The Appearance of Annie van Sinderen

I turn around, keeping perfectly calm, and proceed down the steps with my head held high.

When I reach the walkway, I break into a dead run and flee into the fog. I run and I run and I run and I run, not caring where I’m going, not turning corners or looking, seeing nothing, until my chest is bursting and my stitch is back and I have to stop, leaning over, my hands on my knees, panting like a dog in summer.

The fog parts, and when I look up, I find myself back in front of our house again.

I roll my head back on my shoulders and laugh aloud.

“All right!” I scream at the top of my lungs. Screaming feels really good. I never get to scream. And none of this is really happening anyway, so why not?

“ALL RIGHT!” I bellow, and my voice echoes deadly off the face of my home. “I give up! Are you happy now?”

I don’t know who I’m talking to. Myself, I suppose.

Chuckling with relief, I walk over and plop down on the stoop.

Obviously, one of two things is happening. One, I’ve gotten yellow fever and I am at this very moment lying-in in my aunt’s house, out of my head with delirium. This is a distinct possibility, as yellow fever rips through Herschel’s tenement in the Sixth Ward every summer. It’s a wonder I didn’t get it sooner, frankly. I probably danced too much at the Aquatic Display, and certainly drank too much, and the fever took over and I collapsed. In which case, this will all be over soon, because I will either recover, or I’ll be dead.

The other possibility is that I’ve gone mad.

I’m less persuaded by this possibility. People don’t go mad all at once, do they? Isn’t madness more of a gradual kind of thing? Maybe you wake up one morning not quite yourself, and the next morning you’re even less yourself, and then before you know it you’re not yourself at all. I’ve seen mad people, of course. They take them in at the almshouse, which is why most sane paupers would sooner live with eleven strangers in a wet cellar. They turn up in the street, too, roaming about, muttering to themselves, getting beaten with a walking stick when they steal a bread crust from a coffeehouse table in the open street.
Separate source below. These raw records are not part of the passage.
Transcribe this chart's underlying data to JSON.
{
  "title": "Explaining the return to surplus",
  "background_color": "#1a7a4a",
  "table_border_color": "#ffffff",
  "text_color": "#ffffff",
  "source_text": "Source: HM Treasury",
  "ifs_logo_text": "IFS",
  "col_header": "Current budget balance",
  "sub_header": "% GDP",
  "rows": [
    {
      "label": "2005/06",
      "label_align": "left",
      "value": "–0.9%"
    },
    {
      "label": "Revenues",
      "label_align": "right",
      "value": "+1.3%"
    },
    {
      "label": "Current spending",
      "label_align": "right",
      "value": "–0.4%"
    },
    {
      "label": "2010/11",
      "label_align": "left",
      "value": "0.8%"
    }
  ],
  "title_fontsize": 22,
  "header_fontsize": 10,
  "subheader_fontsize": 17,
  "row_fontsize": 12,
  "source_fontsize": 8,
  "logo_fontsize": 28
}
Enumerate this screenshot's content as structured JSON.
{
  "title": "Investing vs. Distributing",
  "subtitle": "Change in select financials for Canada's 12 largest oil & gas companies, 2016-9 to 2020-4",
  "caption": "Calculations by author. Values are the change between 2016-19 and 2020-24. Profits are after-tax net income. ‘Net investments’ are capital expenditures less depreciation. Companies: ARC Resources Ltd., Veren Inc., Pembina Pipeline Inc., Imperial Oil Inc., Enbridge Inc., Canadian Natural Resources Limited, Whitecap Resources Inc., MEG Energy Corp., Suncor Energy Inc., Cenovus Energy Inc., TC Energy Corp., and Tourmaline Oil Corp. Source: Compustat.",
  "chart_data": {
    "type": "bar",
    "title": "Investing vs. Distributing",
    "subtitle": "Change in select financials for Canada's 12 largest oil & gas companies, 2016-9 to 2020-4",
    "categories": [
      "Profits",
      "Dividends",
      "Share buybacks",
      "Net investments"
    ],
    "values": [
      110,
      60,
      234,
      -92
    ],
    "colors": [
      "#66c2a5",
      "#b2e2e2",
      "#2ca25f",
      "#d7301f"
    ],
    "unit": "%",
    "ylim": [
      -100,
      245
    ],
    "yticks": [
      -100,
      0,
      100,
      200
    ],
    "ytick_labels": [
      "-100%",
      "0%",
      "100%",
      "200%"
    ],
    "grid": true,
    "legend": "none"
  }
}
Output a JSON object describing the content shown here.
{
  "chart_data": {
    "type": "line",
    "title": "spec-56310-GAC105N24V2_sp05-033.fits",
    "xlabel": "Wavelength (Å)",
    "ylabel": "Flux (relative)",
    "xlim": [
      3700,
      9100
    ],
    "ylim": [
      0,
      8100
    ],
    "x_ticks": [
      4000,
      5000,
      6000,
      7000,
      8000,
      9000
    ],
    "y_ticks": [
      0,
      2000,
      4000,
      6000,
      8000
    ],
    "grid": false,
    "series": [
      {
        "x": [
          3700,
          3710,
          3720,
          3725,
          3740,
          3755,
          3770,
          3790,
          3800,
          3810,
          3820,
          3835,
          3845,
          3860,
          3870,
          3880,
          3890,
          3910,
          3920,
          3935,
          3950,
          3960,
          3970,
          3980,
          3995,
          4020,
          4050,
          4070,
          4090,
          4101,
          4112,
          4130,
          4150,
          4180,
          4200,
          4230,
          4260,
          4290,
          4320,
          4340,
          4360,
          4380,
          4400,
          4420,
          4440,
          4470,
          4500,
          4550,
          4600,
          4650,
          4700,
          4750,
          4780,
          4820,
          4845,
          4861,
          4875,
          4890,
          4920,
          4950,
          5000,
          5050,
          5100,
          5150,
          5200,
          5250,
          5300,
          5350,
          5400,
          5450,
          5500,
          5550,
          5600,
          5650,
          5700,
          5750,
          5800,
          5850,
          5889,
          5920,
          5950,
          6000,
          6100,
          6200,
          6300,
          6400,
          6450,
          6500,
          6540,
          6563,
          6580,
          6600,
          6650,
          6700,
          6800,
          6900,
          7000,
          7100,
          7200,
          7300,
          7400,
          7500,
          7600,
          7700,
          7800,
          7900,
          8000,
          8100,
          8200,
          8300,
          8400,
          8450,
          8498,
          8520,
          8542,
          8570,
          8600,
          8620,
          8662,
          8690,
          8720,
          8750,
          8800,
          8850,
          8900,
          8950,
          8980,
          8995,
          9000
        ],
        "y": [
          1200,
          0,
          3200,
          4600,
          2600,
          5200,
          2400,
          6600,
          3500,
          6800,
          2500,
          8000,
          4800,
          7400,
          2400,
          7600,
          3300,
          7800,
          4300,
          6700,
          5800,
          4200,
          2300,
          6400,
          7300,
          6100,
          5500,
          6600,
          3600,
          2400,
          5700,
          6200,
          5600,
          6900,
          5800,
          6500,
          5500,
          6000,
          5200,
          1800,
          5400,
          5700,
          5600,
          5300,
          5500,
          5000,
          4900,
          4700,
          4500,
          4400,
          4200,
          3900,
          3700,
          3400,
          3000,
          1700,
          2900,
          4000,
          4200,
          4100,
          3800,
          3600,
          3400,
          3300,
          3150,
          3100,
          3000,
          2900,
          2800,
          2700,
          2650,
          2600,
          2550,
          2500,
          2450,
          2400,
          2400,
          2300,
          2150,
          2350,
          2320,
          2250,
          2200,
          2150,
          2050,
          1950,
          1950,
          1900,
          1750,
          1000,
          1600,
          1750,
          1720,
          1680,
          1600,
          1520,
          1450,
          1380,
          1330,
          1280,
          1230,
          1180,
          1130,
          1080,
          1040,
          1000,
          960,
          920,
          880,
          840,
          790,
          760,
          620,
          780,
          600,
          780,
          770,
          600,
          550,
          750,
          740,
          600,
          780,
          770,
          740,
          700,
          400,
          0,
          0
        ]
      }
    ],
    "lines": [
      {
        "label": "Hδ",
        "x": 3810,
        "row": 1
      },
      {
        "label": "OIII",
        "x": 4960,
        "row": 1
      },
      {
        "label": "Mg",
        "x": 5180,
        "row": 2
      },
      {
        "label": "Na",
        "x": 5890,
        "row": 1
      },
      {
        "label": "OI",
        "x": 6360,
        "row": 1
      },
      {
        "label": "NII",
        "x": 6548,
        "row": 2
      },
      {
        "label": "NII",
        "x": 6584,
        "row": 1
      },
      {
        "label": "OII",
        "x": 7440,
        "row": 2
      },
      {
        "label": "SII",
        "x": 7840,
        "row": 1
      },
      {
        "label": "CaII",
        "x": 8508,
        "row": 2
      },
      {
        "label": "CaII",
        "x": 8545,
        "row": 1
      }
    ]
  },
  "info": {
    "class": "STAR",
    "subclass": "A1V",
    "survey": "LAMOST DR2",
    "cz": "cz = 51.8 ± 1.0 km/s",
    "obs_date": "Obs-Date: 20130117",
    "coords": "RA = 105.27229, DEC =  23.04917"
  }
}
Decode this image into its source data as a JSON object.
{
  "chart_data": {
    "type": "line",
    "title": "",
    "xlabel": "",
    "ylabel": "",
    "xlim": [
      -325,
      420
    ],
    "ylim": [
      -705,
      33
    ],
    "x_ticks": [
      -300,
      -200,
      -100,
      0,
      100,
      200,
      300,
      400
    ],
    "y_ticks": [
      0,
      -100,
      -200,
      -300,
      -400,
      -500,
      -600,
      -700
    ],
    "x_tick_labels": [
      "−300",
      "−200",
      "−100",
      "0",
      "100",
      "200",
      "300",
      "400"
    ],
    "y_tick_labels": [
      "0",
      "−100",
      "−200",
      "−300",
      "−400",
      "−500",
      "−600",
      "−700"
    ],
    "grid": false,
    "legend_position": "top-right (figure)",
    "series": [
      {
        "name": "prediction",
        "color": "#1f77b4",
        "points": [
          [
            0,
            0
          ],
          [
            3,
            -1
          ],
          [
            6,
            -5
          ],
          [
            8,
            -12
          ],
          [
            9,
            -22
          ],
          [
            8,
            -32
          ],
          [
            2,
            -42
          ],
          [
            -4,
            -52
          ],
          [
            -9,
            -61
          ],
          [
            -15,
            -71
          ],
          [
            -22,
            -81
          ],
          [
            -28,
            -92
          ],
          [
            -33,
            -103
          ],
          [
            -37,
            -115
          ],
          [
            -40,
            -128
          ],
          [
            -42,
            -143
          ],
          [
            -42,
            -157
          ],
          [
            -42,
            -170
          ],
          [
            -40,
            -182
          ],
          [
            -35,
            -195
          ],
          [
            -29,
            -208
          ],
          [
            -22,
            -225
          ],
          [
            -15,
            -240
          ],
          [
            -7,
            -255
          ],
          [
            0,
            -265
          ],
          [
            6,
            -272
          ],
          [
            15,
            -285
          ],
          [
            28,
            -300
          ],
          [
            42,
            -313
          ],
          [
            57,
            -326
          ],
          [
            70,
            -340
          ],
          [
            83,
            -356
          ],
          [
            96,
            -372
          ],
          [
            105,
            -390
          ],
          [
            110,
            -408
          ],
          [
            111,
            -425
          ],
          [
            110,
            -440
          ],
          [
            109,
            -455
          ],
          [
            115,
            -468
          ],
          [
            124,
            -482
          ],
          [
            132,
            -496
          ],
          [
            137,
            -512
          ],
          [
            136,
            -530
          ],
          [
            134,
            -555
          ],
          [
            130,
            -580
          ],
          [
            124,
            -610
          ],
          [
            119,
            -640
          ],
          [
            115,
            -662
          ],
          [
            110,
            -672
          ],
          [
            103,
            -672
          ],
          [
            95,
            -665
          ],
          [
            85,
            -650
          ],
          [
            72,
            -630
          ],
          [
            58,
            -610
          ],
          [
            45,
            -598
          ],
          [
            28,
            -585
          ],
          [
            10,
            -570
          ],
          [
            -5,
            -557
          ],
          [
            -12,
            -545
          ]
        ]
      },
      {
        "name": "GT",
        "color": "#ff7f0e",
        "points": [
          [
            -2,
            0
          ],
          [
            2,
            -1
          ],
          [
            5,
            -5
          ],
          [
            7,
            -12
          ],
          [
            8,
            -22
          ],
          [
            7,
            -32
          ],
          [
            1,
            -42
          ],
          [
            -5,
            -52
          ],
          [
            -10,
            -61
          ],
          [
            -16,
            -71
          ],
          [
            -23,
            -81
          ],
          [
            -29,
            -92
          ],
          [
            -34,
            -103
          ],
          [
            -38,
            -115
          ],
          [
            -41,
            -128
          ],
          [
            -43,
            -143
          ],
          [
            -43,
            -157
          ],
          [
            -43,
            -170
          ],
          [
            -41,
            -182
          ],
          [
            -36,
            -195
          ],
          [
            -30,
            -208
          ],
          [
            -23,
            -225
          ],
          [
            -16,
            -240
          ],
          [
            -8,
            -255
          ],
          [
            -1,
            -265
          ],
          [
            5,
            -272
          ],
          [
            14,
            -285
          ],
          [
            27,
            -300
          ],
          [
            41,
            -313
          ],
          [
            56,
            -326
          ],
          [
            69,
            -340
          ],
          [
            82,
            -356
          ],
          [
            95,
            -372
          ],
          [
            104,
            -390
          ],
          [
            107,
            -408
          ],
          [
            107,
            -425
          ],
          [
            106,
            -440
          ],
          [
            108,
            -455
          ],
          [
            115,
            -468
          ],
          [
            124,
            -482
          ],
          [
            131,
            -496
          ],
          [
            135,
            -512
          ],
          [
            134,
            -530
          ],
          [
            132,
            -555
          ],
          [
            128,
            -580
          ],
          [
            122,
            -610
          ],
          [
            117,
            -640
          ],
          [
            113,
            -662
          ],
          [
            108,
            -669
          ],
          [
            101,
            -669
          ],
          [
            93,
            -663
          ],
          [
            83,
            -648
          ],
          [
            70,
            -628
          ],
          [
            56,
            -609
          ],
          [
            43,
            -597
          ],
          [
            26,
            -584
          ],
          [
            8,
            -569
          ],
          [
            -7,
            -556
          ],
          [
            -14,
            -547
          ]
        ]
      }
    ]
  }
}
Of course, if a body goes mad, perhaps one doesn’t know it? Perhaps it’s the persuasion of sanity that truly marks a madwoman. I muse on this idea for a long while, my fingers knitted over my knees, leaning back against the step and gazing up into the blank white sky.

If I am mad, in a sense, it could be fun. My parents will still have to care for me. They’d never cast me out, certainly not while Papa has his political designs. I won’t be responsible for myself at all. I can do or say whatever I like. I can go see Herschel and not have to pretend I’m not!

At the thought of Herschel, though, my face darkens.

He’d never want to be with a madwoman. Who would?

Herschel’s not allowed to be with me, anyway. His family won’t allow it. They don’t marry outside their schul.

I look down at my hands, at my naked finger where my cameo ought to be.

If I’m reliving the day the note was stabbed to our door, then it’s the same day Herschel gives me the ring. Perhaps that’s where my cameo is. Perhaps he hasn’t given it to me yet. But how can he give it to me, if I’m trapped here?

How will anyone ever find me, in all this fog? If nobody ever finds me, what will happen then?

I shiver, huddling within myself and pulling my arms to my chest behind my updrawn legs. I sink my head down, resting my forehead on my knees.

I have to think.

I have to figure this out.

A long time passes, I don’t know how long, before I hear a young male voice say, “Hey! Hi!”

I look up, my eyes dazzled with hope. I’ve been found!

“Herschel?” I say, my voice catching in my throat. My heart thuds twice in quick succession.

The fog has thinned just beyond the stoop where I’m sitting, and I can barely make out the figure of a boy slouching toward me. There’s something familiar about him, but I can’t see his face.